Lequel est le plus simple pour débuter ? Aucun des deux n’est trivial. Jeedom sera plus accessible si vous lisez uniquement le français. Home Assistant a rattrapé une grande partie de son retard ergonomique en 2024-2025, avec un éditeur d’automatisations de plus en plus visuel.

Peut-on connecter tous types d’objets sur les deux plateformes ?
Home Assistant dispose déjà de l’une des listes de compatibilité les plus larges au monde, enrichie continuellement par la communauté à chaque nouvelle version.
Jeedom couvre aussi un large spectre, mais via des plugins séparés qu’il faut identifier et installer individuellement.

Quel système offre le plus de scénarios automatisés avancés ? Les deux permettent des automatisations très avancées. Home Assistant a l’avantage d’une bibliothèque communautaire gigantesque de scripts et blueprints prêts à l’emploi, directement partageables entre utilisateurs.

Conclusion : le chef d’orchestre qu’il vous faut

Home Assistant et Jeedom sont deux solutions sérieuses, capables de piloter une maison connectée de A à Z. Choisir entre elles n’est pas choisir entre « bon » et « mauvais », c’est choisir entre deux visions de la domotique DIY. Home Assistant est le choix naturel si vous pensez long terme, multi-marques, standards ouverts et communauté internationale.
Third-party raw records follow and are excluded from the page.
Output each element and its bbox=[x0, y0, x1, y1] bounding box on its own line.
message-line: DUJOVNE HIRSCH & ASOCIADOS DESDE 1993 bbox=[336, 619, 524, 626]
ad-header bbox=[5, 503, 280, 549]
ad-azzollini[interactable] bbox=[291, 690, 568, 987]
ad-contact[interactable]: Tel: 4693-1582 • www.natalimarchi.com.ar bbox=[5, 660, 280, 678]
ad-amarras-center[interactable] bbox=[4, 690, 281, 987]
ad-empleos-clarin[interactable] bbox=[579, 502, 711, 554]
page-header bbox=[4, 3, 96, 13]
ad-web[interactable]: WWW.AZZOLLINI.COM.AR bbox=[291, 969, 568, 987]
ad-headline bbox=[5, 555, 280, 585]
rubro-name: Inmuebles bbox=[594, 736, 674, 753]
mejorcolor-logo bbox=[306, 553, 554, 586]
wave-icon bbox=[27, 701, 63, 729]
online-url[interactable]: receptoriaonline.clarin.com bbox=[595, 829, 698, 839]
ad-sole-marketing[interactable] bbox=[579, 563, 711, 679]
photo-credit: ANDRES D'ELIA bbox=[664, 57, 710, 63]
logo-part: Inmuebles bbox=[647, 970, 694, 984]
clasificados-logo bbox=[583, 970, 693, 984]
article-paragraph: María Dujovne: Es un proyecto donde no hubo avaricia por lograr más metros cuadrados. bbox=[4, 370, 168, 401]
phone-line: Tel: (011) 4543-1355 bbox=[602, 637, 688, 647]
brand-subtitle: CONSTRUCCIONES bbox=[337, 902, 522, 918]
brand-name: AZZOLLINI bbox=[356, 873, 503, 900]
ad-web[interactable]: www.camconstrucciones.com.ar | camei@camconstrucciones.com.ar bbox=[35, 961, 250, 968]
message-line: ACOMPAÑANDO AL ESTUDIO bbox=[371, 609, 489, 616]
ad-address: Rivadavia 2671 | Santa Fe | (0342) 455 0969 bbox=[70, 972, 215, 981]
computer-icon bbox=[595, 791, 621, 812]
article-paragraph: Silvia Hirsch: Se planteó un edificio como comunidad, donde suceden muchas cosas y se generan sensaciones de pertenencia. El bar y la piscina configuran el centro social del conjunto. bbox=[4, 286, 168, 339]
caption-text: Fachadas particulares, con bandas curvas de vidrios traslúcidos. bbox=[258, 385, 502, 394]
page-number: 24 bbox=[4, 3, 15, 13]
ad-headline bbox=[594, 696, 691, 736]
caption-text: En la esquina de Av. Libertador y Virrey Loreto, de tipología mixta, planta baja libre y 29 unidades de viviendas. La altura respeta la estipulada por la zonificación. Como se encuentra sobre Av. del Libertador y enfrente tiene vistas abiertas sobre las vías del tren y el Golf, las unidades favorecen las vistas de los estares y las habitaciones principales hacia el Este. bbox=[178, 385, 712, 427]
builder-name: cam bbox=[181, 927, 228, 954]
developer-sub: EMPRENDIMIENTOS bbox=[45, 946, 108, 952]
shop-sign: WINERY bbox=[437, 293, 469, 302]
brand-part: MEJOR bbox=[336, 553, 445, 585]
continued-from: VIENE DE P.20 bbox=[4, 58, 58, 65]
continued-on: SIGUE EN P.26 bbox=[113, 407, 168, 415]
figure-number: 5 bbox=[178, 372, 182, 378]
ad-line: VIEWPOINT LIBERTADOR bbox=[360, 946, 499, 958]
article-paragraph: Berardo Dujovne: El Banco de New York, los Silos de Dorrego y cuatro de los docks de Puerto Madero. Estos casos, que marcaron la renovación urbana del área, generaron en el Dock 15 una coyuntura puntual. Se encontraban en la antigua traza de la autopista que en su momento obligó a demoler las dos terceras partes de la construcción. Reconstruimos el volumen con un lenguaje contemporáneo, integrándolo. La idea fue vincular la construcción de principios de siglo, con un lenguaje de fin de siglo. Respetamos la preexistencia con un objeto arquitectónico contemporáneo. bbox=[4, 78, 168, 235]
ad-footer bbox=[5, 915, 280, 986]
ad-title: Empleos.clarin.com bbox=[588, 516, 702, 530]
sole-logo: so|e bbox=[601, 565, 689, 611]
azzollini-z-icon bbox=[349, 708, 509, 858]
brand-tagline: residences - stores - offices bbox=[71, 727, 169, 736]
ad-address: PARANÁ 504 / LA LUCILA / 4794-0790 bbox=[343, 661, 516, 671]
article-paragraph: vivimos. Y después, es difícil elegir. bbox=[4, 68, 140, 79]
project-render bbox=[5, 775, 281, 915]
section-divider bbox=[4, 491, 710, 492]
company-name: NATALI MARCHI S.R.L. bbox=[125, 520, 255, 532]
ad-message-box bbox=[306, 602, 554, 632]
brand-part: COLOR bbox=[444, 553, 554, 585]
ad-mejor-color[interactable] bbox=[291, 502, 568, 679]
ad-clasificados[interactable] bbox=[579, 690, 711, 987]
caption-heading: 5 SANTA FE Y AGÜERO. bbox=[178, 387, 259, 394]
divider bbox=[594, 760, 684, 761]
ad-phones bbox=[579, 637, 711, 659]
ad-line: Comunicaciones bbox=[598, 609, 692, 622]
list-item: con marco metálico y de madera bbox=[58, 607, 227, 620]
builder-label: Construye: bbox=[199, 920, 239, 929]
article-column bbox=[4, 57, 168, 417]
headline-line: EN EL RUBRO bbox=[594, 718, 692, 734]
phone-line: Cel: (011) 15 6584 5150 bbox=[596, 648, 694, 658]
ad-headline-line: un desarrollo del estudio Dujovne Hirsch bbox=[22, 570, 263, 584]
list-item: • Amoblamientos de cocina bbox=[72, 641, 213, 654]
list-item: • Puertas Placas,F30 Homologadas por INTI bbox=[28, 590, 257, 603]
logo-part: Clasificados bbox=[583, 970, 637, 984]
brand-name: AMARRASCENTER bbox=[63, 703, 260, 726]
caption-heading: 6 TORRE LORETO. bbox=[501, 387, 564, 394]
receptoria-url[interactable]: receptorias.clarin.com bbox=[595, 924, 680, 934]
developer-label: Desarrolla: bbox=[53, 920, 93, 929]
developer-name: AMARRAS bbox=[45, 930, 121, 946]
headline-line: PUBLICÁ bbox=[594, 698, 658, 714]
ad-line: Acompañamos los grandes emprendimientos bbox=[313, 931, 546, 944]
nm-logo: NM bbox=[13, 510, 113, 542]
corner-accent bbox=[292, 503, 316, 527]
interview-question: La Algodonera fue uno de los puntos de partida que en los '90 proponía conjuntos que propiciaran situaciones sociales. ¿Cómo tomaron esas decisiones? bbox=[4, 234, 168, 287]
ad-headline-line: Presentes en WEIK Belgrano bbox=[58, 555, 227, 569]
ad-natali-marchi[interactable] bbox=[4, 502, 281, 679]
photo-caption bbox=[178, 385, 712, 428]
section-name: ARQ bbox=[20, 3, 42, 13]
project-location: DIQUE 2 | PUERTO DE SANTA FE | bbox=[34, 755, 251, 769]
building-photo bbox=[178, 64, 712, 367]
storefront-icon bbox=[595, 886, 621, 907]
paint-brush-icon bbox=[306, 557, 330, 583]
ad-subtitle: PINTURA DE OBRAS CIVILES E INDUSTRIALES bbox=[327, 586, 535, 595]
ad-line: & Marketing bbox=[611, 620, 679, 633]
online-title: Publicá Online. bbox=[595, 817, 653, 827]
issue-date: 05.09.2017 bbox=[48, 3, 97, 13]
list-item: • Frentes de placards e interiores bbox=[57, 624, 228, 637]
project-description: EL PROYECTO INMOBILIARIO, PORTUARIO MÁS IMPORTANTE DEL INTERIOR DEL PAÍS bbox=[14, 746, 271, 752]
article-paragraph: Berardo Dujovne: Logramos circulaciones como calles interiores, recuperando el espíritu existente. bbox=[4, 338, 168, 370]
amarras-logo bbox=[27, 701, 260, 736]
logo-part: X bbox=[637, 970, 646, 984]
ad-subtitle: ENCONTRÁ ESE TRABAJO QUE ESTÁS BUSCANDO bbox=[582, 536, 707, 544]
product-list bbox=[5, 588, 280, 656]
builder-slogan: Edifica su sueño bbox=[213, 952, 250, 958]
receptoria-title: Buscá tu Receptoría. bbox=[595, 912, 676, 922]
Jeedom reste pertinent si vous valorisez la rigueur française, la modularité contrôlée et un environnement nativement francophone.

Ce qui est certain : le marché évolue vite.
Choisir un système domotique est la décision la plus importante d’un projet smart home : c’est lui qui détermine la compatibilité, la stabilité, la simplicité d’usage et l’évolutivité sur 3 à 5 ans.
La vraie question n’est pas « lequel est le meilleur » aujourd’hui, mais lequel saura encore vous accompagner dans trois ans quand votre installation aura doublé de taille.